For general advice about bereavement you might find the NHS choices article on bereavement useful.
Refer to NHS Inform for practical advice after a death.
There are also several organisations and charities that provide specialist advice and support to those that have been bereaved:
- Cruse Scotland — a charity, staffed by volunteers, to give bereavement support to people throughout Scotland.
- Sands (stillbirth and neonatal death charity)
- The Compassionate Friends
- Child Bereavement UK
In Times of Bereavement
In the unfortunate event that a person has passed away, there are three things that must be done in the first few days;
- Get a medical certificate from your GP or hospital doctor (this is necessary to register the death)
- Register the death within 8 days. You will then receive the necessary documents for the funeral.
- Make the necessary funeral arrangements.
Register the death
If the death has been reported to the Procurator Fiscal, they must give permission before registering the death.
You can register the death if you are a relative, a witness to the death, a hospital administrator or the person making the arrangements with the funeral directors.
You can use the ‘Register a Death’ page on the gov.uk website that will guide you through the process. This will also explain the registration process for Scotland and Northern Ireland.
Arrange the funeral
The funeral can usually only take place after the death is registered.
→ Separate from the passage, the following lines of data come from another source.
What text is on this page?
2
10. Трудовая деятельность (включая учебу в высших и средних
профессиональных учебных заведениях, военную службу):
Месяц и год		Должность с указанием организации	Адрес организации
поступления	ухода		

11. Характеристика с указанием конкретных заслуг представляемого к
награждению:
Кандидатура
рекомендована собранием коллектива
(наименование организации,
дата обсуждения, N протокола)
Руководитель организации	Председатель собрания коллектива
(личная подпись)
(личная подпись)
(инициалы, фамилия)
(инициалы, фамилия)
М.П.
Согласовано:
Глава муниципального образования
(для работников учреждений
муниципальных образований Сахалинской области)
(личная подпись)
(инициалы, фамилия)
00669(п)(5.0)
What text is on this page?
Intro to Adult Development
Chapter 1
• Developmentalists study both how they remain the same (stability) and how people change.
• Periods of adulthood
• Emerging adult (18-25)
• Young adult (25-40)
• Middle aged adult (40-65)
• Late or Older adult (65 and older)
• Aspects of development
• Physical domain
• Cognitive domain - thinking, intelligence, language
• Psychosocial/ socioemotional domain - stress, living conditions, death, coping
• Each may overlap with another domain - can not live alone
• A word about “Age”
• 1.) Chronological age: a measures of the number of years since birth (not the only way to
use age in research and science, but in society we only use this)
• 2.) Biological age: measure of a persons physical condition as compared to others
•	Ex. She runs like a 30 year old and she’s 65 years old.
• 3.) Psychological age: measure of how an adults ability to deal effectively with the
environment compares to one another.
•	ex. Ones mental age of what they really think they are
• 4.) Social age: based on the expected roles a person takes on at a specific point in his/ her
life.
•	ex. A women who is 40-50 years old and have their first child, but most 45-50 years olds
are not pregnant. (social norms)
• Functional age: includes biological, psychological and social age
Most people use a funeral director, though you can arrange a funeral yourself.
These organisations have codes of practice – they must give you a price list when asked.
Some local councils run their own funeral services, for example for non-religious burials. The British Humanist Association can also help with non-religious funerals.
Arranging the funeral yourself
Contact the Cemeteries and Crematorium Department of your local council to arrange a funeral yourself.
Funeral costs can include:
- funeral director fees
- things the funeral director pays for on your behalf (called ‘disbursements’ or ‘third-party costs’), for example, crematorium or cemetery fees, or a newspaper announcement about the death
- local authority burial or cremation fees
Funeral directors may list all these costs in their quotes.